An easy spot to get to from the junction where highway 88 & 89 meet in Hope Valley. There’s a small parking lot and you walk along a path towards the river. It’s pretty quite except for the occasional sounds of a car or truck on the highway. You come to a bridge and the Carson River follows under it. The late afternoon sun lights up the recent snows and the ripples of the water.
First fall hike of the year. Went to Hope Valley to look for fall colors but we were stopped by the water flowing in the river. That’s Pickett Peak in the background.
Walked across this ridge and it was loaded with quartz crystals. You can see the faint veins of white running through the granite. When I got back, I searched the web for “red granite with crystals” and this is what I learned.
What is Pegmatite?
Pegmatites are extreme igneous rocks that form during the final stage of a magma’s crystallization. They are extreme because they contain exceptionally large crystals and they sometimes contain minerals that are rarely found in other types of rocks.
To be called a “pegmatite,” a rock should be composed almost entirely of crystals that are at least one centimeter in diameter. The name “pegmatite” has nothing to do with the mineral composition of the rock.
Most pegmatites have a composition that is similar to granite with abundant quartz, feldspar and mica. These are sometimes called “granite pegmatites” to indicate their mineralogical composition.
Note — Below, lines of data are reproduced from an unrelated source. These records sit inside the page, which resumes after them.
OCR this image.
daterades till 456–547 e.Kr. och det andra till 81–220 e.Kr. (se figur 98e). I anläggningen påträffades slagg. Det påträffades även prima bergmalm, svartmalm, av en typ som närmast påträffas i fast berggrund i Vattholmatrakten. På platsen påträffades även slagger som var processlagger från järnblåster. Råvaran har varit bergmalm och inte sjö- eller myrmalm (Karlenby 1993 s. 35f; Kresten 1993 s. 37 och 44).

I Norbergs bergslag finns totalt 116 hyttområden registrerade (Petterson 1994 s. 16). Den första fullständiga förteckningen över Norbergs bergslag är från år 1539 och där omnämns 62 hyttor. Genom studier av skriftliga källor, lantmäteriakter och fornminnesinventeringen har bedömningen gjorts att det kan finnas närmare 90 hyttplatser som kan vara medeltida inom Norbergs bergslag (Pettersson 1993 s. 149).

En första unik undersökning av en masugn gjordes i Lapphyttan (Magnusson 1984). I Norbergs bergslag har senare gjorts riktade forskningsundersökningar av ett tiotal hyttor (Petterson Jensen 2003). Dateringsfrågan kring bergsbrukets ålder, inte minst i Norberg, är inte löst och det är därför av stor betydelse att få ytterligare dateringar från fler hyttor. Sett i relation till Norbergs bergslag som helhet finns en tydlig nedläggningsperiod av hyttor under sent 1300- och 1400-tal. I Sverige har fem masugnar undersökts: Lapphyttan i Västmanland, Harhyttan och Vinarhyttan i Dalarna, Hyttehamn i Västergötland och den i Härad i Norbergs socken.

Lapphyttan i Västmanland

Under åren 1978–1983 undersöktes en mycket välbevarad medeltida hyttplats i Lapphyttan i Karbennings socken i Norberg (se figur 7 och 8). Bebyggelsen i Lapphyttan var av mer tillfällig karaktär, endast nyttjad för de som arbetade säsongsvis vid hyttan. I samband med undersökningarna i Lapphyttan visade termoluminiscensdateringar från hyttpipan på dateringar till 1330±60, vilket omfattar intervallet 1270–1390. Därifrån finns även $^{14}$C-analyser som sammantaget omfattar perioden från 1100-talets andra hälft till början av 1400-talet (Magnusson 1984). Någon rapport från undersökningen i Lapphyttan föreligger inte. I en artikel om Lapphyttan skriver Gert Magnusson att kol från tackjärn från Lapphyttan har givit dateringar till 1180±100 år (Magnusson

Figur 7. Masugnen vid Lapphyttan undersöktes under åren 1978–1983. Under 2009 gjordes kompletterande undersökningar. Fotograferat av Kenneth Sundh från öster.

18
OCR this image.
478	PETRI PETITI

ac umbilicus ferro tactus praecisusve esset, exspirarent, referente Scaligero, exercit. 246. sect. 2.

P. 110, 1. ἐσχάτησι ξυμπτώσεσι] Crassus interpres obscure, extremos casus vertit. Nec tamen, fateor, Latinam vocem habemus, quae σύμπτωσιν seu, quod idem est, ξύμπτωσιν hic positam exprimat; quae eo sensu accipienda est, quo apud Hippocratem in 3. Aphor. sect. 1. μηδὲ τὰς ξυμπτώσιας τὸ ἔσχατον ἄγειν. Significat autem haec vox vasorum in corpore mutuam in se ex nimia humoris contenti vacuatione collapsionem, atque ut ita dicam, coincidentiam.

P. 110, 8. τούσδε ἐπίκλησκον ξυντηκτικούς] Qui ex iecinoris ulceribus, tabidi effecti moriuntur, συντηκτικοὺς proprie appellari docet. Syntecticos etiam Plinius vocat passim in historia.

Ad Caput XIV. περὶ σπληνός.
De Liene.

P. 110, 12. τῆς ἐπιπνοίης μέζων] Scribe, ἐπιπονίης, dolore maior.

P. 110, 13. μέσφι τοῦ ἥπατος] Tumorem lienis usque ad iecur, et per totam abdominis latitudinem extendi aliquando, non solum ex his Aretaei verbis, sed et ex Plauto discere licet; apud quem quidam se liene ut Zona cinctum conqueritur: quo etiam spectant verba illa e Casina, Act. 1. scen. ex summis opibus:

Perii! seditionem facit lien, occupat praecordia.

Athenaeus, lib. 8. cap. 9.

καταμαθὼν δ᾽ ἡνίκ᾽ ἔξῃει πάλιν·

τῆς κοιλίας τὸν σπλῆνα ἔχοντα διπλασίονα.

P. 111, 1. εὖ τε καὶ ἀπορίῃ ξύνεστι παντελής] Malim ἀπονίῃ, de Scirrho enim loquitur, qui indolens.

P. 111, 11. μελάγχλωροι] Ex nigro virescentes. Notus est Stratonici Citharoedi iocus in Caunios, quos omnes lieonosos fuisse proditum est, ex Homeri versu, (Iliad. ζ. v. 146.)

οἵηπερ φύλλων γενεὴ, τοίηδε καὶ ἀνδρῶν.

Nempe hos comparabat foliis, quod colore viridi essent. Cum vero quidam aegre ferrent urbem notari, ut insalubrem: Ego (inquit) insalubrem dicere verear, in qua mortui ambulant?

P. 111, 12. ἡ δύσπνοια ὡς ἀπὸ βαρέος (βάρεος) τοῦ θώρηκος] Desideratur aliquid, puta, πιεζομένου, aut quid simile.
Some people might find this photo of a rock, a tree and a mountain. What I see is the rusty hues in the boulder, hard and mottled with lichen. A tree with textured bark that reaches down into the roots. A peak in the distance with lofty white clouds of various shapes and size set in a blue sky. To me, lots of cool colors and textures.
There are great views to enjoy around every corner of a trail. The journey is even better when you have a great companion to share it with. Here I am with my pup, and we’re enjoying the great outdoors!